Our study identifies known and novel prognostic and predictive biomarker candidates in patients with mCRPC undergoing first-line treatment with enzalutamide or abiraterone acetate. It further provides real-world evidence of the significant potential of genomic profiling of ctDNA to inform treatment in this setting. Clinical trials are warranted to advance the implementation of ctDNA-based biomarkers into clinical practice.
对第二代抗雄激素药物的内在和获得性耐药在转移性去势抵抗性前列腺癌(mCRPC)的治疗中构成了重大临床挑战。迫切需要新的生物标志物来预测治疗反应并为替代治疗方案提供依据。
对丹麦招募的mCRPC患者(n = 53)在开始使用恩杂鲁胺或醋酸阿比特龙进行一线治疗之前,以及部分患者在疾病进展时(n = 18),使用前列腺癌特异性基因panel对循环肿瘤DNA(ctDNA)和血液中的种系DNA进行深度靶向测序。滤除可能的克隆性造血变异。将基因组发现与临床结果(前列腺特异性抗原无进展生存期(PFS)、总生存期(OS))相关联。通过对无反应者与反应者的富集分析来考虑内在抗性候选生物标志物。将疾病进展时的基因组改变视为获得性耐药的可能驱动因素。基于OncoKB和ESCAT评估临床可操作性。

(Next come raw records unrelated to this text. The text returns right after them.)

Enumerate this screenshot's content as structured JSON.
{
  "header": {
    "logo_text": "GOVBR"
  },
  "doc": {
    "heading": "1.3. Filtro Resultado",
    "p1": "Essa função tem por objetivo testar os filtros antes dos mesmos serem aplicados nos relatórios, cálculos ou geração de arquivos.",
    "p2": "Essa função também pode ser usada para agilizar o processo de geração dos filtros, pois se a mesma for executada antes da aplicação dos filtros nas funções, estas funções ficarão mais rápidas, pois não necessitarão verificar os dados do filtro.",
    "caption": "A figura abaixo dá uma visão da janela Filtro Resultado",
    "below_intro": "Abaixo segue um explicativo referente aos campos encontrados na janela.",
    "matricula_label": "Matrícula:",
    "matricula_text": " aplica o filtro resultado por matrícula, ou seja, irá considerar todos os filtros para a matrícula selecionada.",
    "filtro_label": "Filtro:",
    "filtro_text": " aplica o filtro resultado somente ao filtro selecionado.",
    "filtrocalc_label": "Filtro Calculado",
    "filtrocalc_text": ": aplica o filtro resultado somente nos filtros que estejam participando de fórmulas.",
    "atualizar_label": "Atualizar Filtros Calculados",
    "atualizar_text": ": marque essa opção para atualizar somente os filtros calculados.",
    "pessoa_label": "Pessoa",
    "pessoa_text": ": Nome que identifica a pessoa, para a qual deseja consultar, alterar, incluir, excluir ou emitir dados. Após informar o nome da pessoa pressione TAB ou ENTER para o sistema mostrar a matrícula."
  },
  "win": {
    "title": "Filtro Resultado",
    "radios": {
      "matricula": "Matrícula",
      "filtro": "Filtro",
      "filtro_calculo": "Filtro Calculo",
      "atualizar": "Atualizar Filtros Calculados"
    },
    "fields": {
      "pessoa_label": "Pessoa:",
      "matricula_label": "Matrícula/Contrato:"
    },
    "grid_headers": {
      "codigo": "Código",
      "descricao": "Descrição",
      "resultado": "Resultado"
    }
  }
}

在多变量Cox回归分析中,即使在调整ctDNA百分比后,PTEN、细胞周期调节因子(CCND1、CDKN1B、CDKN2A和RB1)以及染色质调节剂(CHD1、ARID1A)的体细胞改变与显著更短的PFS和OS相关。PTEN和染色质调节剂改变与较差结果的关联在一个外部数据集中得到验证。对恩杂鲁胺/醋酸阿比特龙原发耐药的患者中BRAF扩增和CHD1缺失富集,而反应者中TMPRSS2融合富集。22%的患者在疾病进展时出现AR耐药突变。这些与其他可能导致耐药的改变(即激活CTNNB1突变、TP53/RB1联合缺失)相互排斥。分别在54.7%和49.0%的患者中发现了主要在同源重组修复基因中的临床可操作改变(分别基于OncoKB和ESCAT),在疾病进展时检测到的其他改变很少。使用OncoKB在41.5%的患者中鉴定出I级改变,然而基于ESCAT仅在13.2%的患者中鉴定出。
我们的研究在接受恩杂鲁胺或醋酸阿比特龙一线治疗的mCRPC患者中鉴定出已知和新的预后及预测生物标志物候选物。它进一步提供了ctDNA基因组分析在这种情况下为治疗提供信息的巨大潜力的真实世界证据。有必要进行临床试验以推进基于ctDNA的生物标志物在临床实践中的应用。